Even those who are uninterested in foreign policy, national defense and international security will find the document to be thoughtful, thought-provoking and perhaps most of all, important. These issues are important to all of us because America’s role in the world affects all of us; because as people of faith and Americans (in that order), we carry a special burden and a special responsibility in the world; because, to paraphrase a famous adage, whether or not we’re interested in death-wish dictators, radicalized regimes, murderous movements, failing states and rising powers, they’re interested in us.

The very title of the document serves as a statement: foreign policy is not off-limits to people of faith, and our faith should inform our views on foreign policy. We must never put our nation ahead of our faith; that would be idolatry. But as author-theologian Philip Yancey reminds us, in an echo of Augustine’s City of God, we “live in an external kingdom of family and cities and nationhood, while at the same time belonging to the kingdom of God.”

Put another way, we are dual citizens. As such, the Providence declaration argues that Americans have “special stewardship responsibilities…to encourage, grow, and defend the institutions and culture of ordered liberty among the community of responsible sovereign nations.”

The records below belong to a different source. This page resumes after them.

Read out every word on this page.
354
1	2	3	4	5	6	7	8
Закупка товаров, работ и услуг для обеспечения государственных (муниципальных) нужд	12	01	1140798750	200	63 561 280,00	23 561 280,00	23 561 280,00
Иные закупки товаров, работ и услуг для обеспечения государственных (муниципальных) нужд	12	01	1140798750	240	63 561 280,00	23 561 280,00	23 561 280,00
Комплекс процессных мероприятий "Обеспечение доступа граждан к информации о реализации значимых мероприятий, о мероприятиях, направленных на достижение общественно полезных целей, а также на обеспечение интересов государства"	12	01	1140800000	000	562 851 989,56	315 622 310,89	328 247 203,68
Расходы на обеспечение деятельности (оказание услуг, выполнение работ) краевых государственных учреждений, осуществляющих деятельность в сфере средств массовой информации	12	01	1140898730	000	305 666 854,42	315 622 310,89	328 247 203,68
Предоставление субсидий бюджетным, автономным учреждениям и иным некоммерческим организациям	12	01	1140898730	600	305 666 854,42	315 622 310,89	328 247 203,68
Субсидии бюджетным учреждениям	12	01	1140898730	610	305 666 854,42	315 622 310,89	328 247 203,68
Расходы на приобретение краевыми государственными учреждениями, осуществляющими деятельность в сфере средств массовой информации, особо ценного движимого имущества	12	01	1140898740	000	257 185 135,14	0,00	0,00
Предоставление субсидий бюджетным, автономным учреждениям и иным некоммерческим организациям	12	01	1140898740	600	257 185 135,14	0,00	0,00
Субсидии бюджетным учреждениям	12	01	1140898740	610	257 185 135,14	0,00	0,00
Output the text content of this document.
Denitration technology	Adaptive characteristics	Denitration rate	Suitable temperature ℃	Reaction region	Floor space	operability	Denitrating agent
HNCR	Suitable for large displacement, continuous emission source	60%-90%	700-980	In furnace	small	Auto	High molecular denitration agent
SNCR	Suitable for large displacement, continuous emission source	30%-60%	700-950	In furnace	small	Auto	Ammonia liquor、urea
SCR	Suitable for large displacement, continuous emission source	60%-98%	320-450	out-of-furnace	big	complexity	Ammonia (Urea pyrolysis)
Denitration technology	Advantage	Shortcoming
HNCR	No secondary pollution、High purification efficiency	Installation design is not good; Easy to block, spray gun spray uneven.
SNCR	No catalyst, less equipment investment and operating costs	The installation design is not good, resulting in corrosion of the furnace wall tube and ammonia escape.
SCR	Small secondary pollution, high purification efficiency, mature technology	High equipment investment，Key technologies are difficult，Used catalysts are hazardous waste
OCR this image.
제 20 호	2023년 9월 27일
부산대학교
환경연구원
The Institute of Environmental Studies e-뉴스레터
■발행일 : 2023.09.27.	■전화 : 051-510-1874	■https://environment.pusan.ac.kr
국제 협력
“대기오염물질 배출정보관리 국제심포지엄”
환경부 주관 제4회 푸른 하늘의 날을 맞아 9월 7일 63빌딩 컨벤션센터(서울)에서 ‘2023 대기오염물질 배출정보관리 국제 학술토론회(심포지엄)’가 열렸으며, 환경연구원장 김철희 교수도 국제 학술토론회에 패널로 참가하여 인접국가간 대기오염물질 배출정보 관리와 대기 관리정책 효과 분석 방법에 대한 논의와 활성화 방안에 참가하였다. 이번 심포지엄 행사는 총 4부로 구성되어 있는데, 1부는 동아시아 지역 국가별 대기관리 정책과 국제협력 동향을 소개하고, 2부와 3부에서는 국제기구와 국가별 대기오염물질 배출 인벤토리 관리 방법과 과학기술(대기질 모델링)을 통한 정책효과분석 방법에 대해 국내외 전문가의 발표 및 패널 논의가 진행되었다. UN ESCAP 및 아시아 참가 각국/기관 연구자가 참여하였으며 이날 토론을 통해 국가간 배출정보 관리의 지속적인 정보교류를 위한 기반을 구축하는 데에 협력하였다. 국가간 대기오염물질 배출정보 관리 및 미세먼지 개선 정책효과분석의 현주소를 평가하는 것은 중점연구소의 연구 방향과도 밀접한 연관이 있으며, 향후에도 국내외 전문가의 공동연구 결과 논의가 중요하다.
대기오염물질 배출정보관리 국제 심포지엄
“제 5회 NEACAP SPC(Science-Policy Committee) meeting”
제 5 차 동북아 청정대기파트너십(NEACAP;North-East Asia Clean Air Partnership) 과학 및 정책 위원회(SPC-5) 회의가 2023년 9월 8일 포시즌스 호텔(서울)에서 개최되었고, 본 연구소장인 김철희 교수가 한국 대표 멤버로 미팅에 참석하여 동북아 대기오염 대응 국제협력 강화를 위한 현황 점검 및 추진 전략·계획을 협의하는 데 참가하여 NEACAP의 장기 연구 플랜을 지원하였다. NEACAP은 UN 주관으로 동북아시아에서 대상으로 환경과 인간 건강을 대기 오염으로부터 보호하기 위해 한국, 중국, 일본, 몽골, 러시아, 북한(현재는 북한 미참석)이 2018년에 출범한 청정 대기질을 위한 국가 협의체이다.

Indeed, as Jefferson and FDR envisioned, the United States plays a vital role today in preserving and promoting a liberal international order characterized by free government, the rule of law, individual freedom, open markets, respect for borders, human rights and human dignity. Consider that the U.S. provides a security umbrella to more than 50 nations, keeps the sea lanes open for commerce and trade, polices the world’s toughest neighborhoods, and answers the world’s 9-1-1 calls. It does these things for its own good and the greater good—and largely by invitation: Libyans appealed to the U.S. for protection in 2011. The Iraqi government begged America to return in 2014. Today, Poland and the Baltics, Korea and Kuwait, Jordan and Japan, Kosovars and Kurds, want America’s help to maintain regional stability—and their own freedom. Scores of African governments have asked for U.S. assistance in the struggle against jihadism. From Germany to Georgia, those who remember a Europe of concrete walls and iron curtains want U.S. forces on their soil as a hedge against Russia. And across the Asia-Pacific, those who fear China’s rise are strengthening their ties with America.

In short, many in the U.S. take it for granted; Beijing, Moscow, Tehran and Pyongyang resent it; and our jihadist enemies are actively trying to undo it. But America’s unique role as civilization’s first responder and last line of defense makes it possible for hundreds upon hundreds of millions to worship any god or no god at all (faith), to participate in free government and free markets (liberty), and to live in relative peace (security).